The clinical trial registry-India(CTRI) registration number for this trial is CTRI/2021/05/033459.
Knee complex is formed by tibiofemoral and patellofemoral articulations. It is a synovial hinged joint with 3 degrees of freedom of angular motion. The ligaments, menisci and the muscles present in and around the complex are responsible for its stability, both static and dynamic (1).
As it is the major weight bearing joint of the lower limb it is often subjected to high amount of weight bearing stresses throughout the life. This makes knee a common site of pain (2). This pain if increases with aging leads to a condition called as Osteoarthritis.
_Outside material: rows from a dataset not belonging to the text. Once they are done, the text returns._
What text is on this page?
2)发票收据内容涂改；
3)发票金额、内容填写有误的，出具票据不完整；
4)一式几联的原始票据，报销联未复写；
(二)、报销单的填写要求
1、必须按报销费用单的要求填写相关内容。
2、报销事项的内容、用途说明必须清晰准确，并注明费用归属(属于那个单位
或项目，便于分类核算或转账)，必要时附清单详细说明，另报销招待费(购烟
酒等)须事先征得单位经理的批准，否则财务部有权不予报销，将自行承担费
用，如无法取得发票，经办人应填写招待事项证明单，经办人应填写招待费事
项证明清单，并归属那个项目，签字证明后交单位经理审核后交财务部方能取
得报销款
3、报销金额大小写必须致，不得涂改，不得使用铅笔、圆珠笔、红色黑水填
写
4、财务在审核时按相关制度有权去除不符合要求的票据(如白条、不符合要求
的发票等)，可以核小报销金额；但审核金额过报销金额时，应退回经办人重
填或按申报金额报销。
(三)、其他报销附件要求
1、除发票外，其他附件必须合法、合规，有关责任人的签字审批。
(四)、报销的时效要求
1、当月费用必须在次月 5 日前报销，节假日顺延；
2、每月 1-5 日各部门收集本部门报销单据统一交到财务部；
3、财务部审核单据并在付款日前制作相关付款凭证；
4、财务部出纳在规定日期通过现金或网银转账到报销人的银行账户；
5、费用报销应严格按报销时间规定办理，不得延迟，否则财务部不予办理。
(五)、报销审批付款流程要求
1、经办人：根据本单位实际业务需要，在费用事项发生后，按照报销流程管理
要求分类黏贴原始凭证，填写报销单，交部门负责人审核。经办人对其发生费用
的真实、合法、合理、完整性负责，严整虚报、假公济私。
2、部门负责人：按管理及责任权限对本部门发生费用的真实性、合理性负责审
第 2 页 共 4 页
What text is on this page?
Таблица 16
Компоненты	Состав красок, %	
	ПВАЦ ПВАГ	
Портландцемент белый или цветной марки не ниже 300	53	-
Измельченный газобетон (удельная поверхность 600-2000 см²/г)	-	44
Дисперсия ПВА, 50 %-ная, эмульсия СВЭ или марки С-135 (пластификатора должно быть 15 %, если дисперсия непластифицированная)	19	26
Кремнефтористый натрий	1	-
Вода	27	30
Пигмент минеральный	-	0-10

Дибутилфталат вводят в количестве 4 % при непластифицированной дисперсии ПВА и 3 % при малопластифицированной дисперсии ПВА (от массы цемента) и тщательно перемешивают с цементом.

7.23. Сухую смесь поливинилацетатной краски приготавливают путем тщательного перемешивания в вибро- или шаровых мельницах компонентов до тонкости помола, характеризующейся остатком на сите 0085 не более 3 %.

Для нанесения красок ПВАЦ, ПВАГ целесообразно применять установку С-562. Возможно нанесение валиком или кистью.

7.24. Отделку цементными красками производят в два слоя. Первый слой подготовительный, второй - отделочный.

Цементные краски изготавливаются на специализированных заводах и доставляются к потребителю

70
Knee osteoarthritis (KOA) is a chronic degenerative condition and a major contributing factor of disabling health conditions, globally. A prevalence of 22% to 39% of osteoarthritis in India is seen (3). With an increase in the prevalence of obese patients and an increased life expectancy in recent years the number of people suffering from knee osteoarthritis has also intensified. World Health Organization reports that 18% of women and 9.6% of men above the age of 60 years have some symptom of osteoarthritis, worldwide (3).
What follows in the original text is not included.